音読はインプットとアウトプットを同時に鍛える最高のトレーニング
古典的な方法ですが、音読もわたし的にはとても効果がありました。目で見て情報を得ながら、発音することで耳からもを同じ情報を受け取り、かつ英語を発話することに慣れて、外国語を話すという抵抗感を減らしていく。
けれどこの方法が功を奏するには、いくつか気を付けるべきポイントがあります。
- 一冊のテキストを丸覚えするほど繰り返す。不用意に次の教材に手を出さない。
- 今週は、音読週間だと決め、 1つのユニットを一日五回は音読するなど、ノルマを決めて やってみる。
- 楽に読めるレベルの教材を選ぶ。たとえば英検2級のあなたなら、中学生レベルのテキストを選ぶ。
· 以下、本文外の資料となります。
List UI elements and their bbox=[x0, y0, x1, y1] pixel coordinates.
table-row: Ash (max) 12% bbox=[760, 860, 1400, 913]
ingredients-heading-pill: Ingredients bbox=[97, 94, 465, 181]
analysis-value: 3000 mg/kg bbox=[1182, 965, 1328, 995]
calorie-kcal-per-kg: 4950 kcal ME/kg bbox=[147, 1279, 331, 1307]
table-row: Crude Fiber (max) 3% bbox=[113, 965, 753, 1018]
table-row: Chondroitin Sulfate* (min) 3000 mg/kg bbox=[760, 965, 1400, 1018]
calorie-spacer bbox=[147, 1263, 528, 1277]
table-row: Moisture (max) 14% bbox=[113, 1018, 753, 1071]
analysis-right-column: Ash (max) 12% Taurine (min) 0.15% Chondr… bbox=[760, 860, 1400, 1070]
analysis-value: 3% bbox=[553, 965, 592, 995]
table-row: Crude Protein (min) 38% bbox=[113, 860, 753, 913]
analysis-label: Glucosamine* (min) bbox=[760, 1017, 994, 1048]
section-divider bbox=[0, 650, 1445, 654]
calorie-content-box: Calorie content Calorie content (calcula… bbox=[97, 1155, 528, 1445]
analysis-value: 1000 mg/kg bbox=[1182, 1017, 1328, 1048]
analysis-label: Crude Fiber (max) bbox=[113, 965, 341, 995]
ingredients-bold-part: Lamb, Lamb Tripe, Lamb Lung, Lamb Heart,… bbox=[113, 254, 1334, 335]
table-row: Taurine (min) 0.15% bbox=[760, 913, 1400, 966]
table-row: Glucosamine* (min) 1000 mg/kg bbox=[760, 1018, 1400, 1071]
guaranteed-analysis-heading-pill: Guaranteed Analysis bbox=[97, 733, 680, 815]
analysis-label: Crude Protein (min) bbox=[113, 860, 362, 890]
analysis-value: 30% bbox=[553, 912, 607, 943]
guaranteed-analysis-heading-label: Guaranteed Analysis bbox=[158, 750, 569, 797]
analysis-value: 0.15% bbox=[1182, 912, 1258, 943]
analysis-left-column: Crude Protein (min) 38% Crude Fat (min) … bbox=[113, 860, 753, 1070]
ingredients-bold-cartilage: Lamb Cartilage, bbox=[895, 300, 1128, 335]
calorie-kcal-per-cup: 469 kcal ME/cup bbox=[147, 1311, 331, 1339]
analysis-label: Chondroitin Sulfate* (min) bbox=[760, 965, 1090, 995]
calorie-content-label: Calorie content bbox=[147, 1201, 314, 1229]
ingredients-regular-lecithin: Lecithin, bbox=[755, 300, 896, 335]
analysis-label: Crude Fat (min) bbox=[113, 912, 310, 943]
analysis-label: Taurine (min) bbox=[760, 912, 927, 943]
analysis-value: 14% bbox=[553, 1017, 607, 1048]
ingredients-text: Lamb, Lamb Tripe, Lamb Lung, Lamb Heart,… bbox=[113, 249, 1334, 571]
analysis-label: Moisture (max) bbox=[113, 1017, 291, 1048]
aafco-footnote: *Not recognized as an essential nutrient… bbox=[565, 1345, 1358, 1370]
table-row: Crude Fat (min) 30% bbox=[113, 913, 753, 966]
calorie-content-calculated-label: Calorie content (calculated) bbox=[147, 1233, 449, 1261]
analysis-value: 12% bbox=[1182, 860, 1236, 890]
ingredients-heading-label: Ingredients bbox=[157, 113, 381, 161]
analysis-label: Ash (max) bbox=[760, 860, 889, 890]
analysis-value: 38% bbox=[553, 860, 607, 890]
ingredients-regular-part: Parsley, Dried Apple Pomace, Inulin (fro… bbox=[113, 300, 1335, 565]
- 必ず音声付の教材を選ぶ、アクセントやイントネーションなどを自己流に間違ったまま、定着させないため。
この音読も自由になるお金はないけれど、時間はふんだんにある主婦の方には、うってつけの英語習得法だと今でも思います。
きわめつけは、英語を使う仕事につくこと
わたしが最終的にとった英語習得方法は、英語を教える仕事に就くことでした。
習うより慣れよ。ある程度のインプットを完了した状態なら、これが一番有効だと思うのです。
スクールや教材にお金を払って、英語を「お勉強」している間は、あくまで趣味の域。 逆にお金をいただいて英語を使いながら仕事をするとなると甘えは許されず、おのずと自覚もめばえます。
でもこれがわたしにとっては、ハードルが高かった。
海外経験もなく、英文科卒でもなく、独学で勉強してきただけのわたしが、英語を教えてもいいのかしら?と。
地域のフリーペーパーで見つけた、子供英会話講師の仕事に試しに応募し、採用されてから慌てました。
もしこのとき、採用を辞退していたら、わたしの英会話力もそこでストップしていたことでしょう。さいわい採用された英会話教室は、外国人の英会話講師と一緒に協力しながら教えるスタイルでした。
なので同僚との普段のコミュニケーションは基本的に英語を使うことに。日常的な英会話に実践で慣れていくほかはありません。また最初のうちは、レッスンの中で使うクラスルームイングリッシュなども、同僚の外国人が使っている表現をまねながら増やしていきました。
悪戦苦闘しながらも、気が付くともう15年、この仕事を続けています。今でもレッスンの合間などに同僚の外国人とおしゃべりすることが、わたしにとっては、この仕事のたのしみの一つです。他の日本人講師のなかには、ほとんど必要最低限のことしか外国人講師と話さない方も多いのですが、わたしには信じられない。とても勿体ないと思いますし、英語だけでなく、せっかくご縁のあった同僚の故国の文化や、異なる価値観に触れることは、やっぱり楽しい!!と思うのです。